Humu'ula Trail guide from VIS to MK Summit
The trail covers 7 miles to the summit with a gain of 4600 feet elevation. An average speed of 2 mph while moving is reasonable. At that rate one would reach the summit in less than 4 hours without any stops. Most hikers will stop from time to time and will need more time. Unless you run the Pikes Peak marathon or Western States 100 expect to spend closer to 5 hrs on the walk up, half the time coming down.
As you leave the Visitor Information Station stay on the road for a couple of hundred meters until the pavement ends and a dirt road enters from the left.
You will see an official hiking trail sign directing you up the Humu’ula trail. There will be more signs along the way but you will not go wrong by heading up at any intersection.
The first mile will bring you close to the second bend in the road having gained 1000’ on loose cinder with a grade approaching 40%.
The second mile continues up the steep cinder slope to near the base of the black hill (pu’u Keonehehe) visible from the visitor station. Before you reach the large rock with A & B painted on its southern exposure you will have begun encountering some steel fence posts which mark the trail for the rest of the way.
A&B rock is a good spot to rest and enjoy the view as you have ascended another 1000’ from the second bend (current elevation 11,100 ft).
The next couple of miles are a bit less steep, more like a 13% grade with somewhat better footing.
The views to the south and west along this stretch are very dramatic.
Continuing on the trail you will have views of the road to your right. There is another short steep stretch (28% grade) ahead as you approach the junction with the park 2 trail to Lake Waiau.
To view the lake you must take a short detour from the main trail (only 75 meters or so) to the ridge overlooking the lake. Going down to the lake edge requires a 20 minute side trip and better than 100 feet elevation drop and recovery. (The ridge is at 13,100 ft, 4 ¾ miles from the VIS)
Heading up along the main trail from the lake overlook, keep your eyes up to get the first views of the observatory buildings.

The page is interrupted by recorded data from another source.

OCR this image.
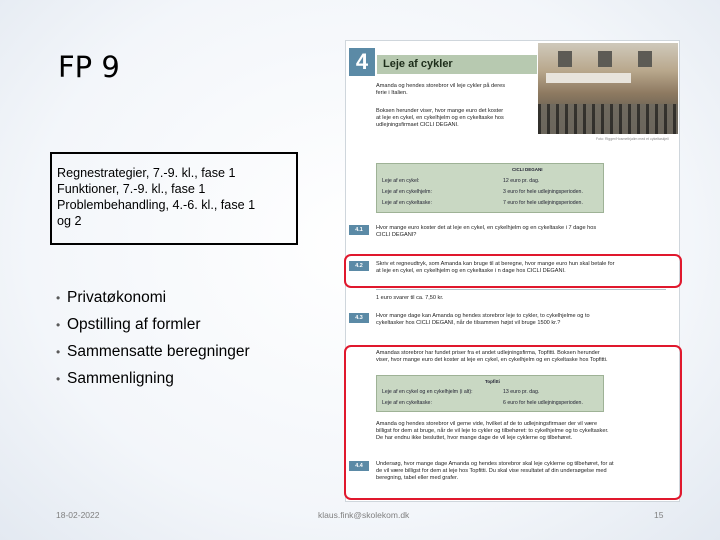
FP 9
Regnestrategier, 7.-9. kl., fase 1
Funktioner, 7.-9. kl., fase 1
Problembehandling, 4.-6. kl., fase 1
og 2
• Privatøkonomi
• Opstilling af formler
• Sammensatte beregninger
• Sammenligning
4	Leje af cykler
Foto: Rigger/Hosmethjalim med et cykeltaskjell
Amanda og hendes storebror vil leje cykler på deres
ferie i Italien.
Boksen herunder viser, hvor mange euro det koster
at leje en cykel, en cykelhjelm og en cykeltaske hos
udlejningsfirmaet CICLI DEGANI.
CICLI DEGANI
Leje af en cykel:	12 euro pr. dag.
Leje af en cykelhjelm:	3 euro for hele udlejningsperioden.
Leje af en cykeltaske:	7 euro for hele udlejningsperioden.
4.1	Hvor mange euro koster det at leje en cykel, en cykelhjelm og en cykeltaske i 7 dage hos
CICLI DEGANI?
4.2	Skriv et regneudtryk, som Amanda kan bruge til at beregne, hvor mange euro hun skal betale for
at leje en cykel, en cykelhjelm og en cykeltaske i n dage hos CICLI DEGANI.
1 euro svarer til ca. 7,50 kr.
4.3	Hvor mange dage kan Amanda og hendes storebror leje to cykler, to cykelhjelme og to
cykeltasker hos CICLI DEGANI, når de tilsammen højst vil bruge 1500 kr.?
Amandas storebror har fundet priser fra et andet udlejningsfirma, Topfitti. Boksen herunder
viser, hvor mange euro det koster at leje en cykel, en cykelhjelm og en cykeltaske hos Topfitti.
Topfitti
Leje af en cykel og en cykelhjelm (i alt):	13 euro pr. dag.
Leje af en cykeltaske:	6 euro for hele udlejningsperioden.
Amanda og hendes storebror vil gerne vide, hvilket af de to udlejningsfirmaer der vil være
billigst for dem at bruge, når de vil leje to cykler og tilbehøret: to cykelhjelme og to cykeltasker.
De har endnu ikke besluttet, hvor mange dage de vil leje cyklerne og tilbehøret.
4.4	Undersøg, hvor mange dage Amanda og hendes storebror skal leje cyklerne og tilbehøret, for at
de vil være billigst for dem at leje hos Topfitti. Du skal vise resultatet af din undersøgelse med
beregning, tabel eller med grafer.
18-02-2022	klaus.fink@skolekom.dk	15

Once they are in sight you are no longer in the wilderness.
Upon reaching the Mauna Kea Ice Age Reserve sign at the edge of the road you have covered 5 ½ miles and reached 13,221 feet.
From here the rest of the route is along the road, either to the right or to the left. The right hand option is steeper but shorter to the summit.
To the left the road is less steep and provides a great view toward Kawaihae and Maui. The summit road is a loop so either way will bring you back to this spot. There are portable toilets in the park 3 area to your left. If you take the entire summit loop there are flush toilets and drinking fountains at the Keck I visitor gallery. The gallery is usually open from around 9:30 am until 3:30 pm.
Heading to the right (as most people do) takes you up a mile of road some of which is around 17% grade but with good footing.
There is one hairpin turn on the route from which you can see the 25 meter dish of the VLBA to the south east.
As you come to the first small telescope building you will note the trail to the very top of Mauna Kea. The peak is actually on the rim of a cinder cone and the trail goes around that rim with the more direct route outlined with rock curbs. The geodetic survey marker stands about 16” above the current surface of the ground but does mark the actual summit.
Now that you have reached the top you can head back down the trail which requires only about half the time it took to come up or follow the road down with hopes of catching a ride.
Either way will seem like a reward for a real accomplishment.